Check out the tires. How old are they? Is there enough tread left?
How are the brakes? Are they doing the job of stopping the car? Do they squeak?
Pop the hood. You don’t have to know a lot about cars to see if something looks wrong. If something is leaking, steaming or covered in oil, it’s time to ask questions.
Does the air-conditioning blow cold? Do headlights, brake lights and turn indicators work? Test them to be sure.

After the test drive, ask the owner or dealer if you can see the service records. These will show you if the car has had the scheduled maintenance performed on time.

Step 8: Have the Car Inspected
If you like the car, consider having it inspected by a mechanic before you buy it. If you don’t have a mechanic, Google and Yelp are good places to read local shops’ reviews. A pre-purchase inspection costs about $100 and can alert you to problems you may not find yourself. It’s a smart investment.

A private-party seller will probably allow you to do this without much resistance. Most dealerships will let you borrow a car to take to be inspected by an outside mechanic. You’ll be paying the inspection, of course. If it is a CPO car, there’s already been an inspection and a warranty is in place, so there is little reason to take it to a mechanic.
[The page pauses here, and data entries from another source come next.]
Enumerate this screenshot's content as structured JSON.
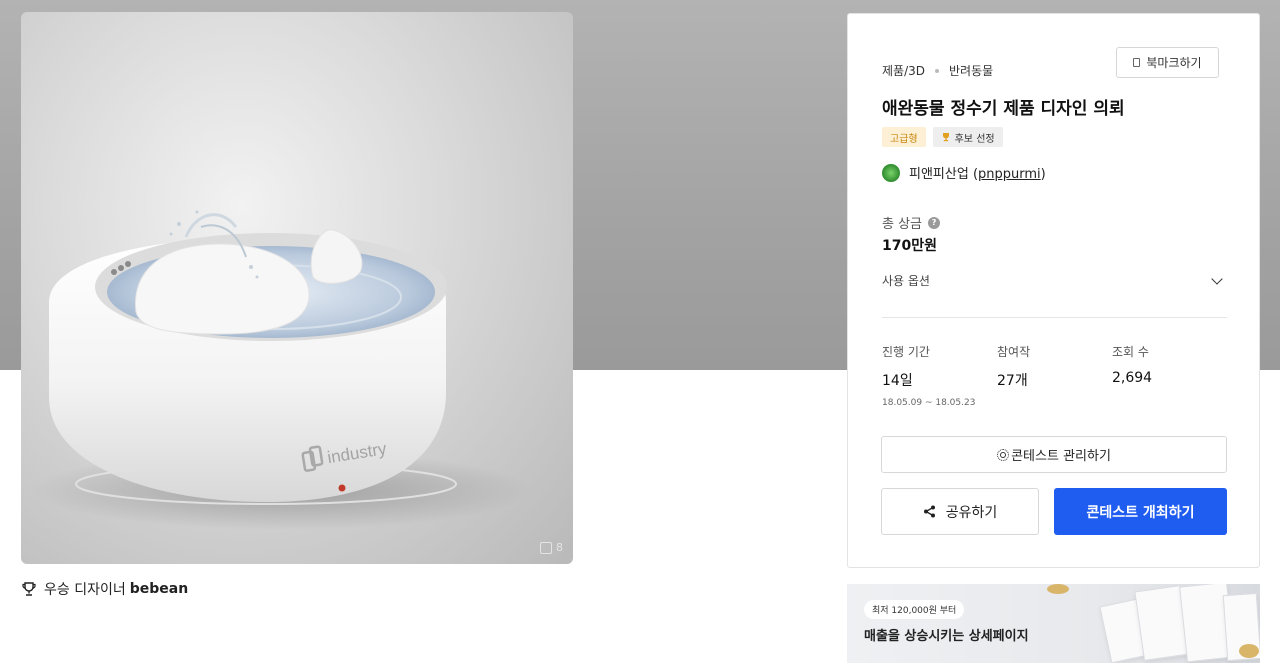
{
  "product": {
    "brand_text": "industry",
    "image_count": "8"
  },
  "winner": {
    "label": "우승 디자이너",
    "name": "bebean"
  },
  "contest": {
    "breadcrumb": [
      "제품/3D",
      "반려동물"
    ],
    "bookmark_label": "북마크하기",
    "title": "애완동물 정수기 제품 디자인 의뢰",
    "badges": [
      "고급형",
      "후보 선정"
    ],
    "organizer_name": "피앤피산업",
    "organizer_handle": "pnppurmi",
    "prize_label": "총 상금",
    "prize_help": "?",
    "prize_value": "170만원",
    "options_label": "사용 옵션",
    "stats": {
      "period_label": "진행 기간",
      "period_value": "14일",
      "period_range": "18.05.09 ~ 18.05.23",
      "entries_label": "참여작",
      "entries_value": "27개",
      "views_label": "조회 수",
      "views_value": "2,694"
    },
    "manage_button": "콘테스트 관리하기",
    "share_button": "공유하기",
    "host_button": "콘테스트 개최하기"
  },
  "ad": {
    "tag": "최저 120,000원 부터",
    "headline": "매출을 상승시키는 상세페이지"
  },
  "colors": {
    "primary": "#1f5cf0",
    "badge_gold_bg": "#fdf0d4",
    "badge_gold_text": "#c8850e"
  },
  "icons": [
    "trophy-icon",
    "bookmark-icon",
    "help-icon",
    "chevron-down-icon",
    "gear-icon",
    "share-icon",
    "image-count-icon"
  ]
}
Step 9: Negotiate a Good Deal
Does the idea of “talking numbers” fill you with dread? It shouldn’t. Negotiating doesn’t have to be a drawn-out, traumatic experience. If you are reasonable and have a plan, chances are you can make a deal pretty quickly and easily:

-Decide ahead of time how much you’re willing to spend to get the car. But don’t start with this number in your discussion.
-Make an opening offer that is lower than your maximum price, but in the ballpark based on your average price paid research in Step 3. Explain that you’ve done research on Edmunds or wherever else, so you have facts to support your offer.
-If you and the seller arrive at a price that sounds good to you and is near the average price paid, you’re probably in good shape.
-And remember, the people on the other side probably hate negotiating too (even if it’s their job).

Step 10: Get the Paperwork Done
If you are at a dealership, you’ll sign the contract in the finance and insurance office. There, you will likely be offered additional items, such as a warranty, anti-theft devices, prepaid service plans or fabric protection.
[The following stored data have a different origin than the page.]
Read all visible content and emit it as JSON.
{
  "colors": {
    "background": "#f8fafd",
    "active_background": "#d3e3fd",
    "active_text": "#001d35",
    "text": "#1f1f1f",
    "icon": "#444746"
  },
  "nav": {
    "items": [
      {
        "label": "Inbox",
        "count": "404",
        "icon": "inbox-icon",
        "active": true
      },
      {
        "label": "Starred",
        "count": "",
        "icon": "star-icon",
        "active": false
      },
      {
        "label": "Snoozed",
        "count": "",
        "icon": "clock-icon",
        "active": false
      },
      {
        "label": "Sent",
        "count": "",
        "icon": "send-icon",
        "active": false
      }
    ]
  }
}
Some people want the peace of mind that comes with extended warranties, so this is something you might want to consider (unless the car is still under the manufacturer’s warranty or is a CPO vehicle). Review the dealership sales contract thoroughly. In most states, it lists the cost of the vehicle, a documentation fee, possibly a small charge for a smog certificate, sales tax and license fees.

If you are buying a car from an individual owner, make sure the seller properly transfers the title and registration to you. It’s important to close the deal correctly to avoid after-sale hassles. Before money changes hands, ask for the title (which is sometimes called the pink slip) and have the seller sign it over to you. Rules governing vehicle registration and licensing vary from state to state. If possible, check with your local department of motor vehicles to make sure there are no past-due registration fees you’d be responsible for should you buy the car. Whether you buy from a dealer or a private party, make sure you have insurance for the car before you drive it away.

Once you’ve done the paperwork, it’s time to celebrate your new purchase ? maybe with a drive-through dinner. You deserve it!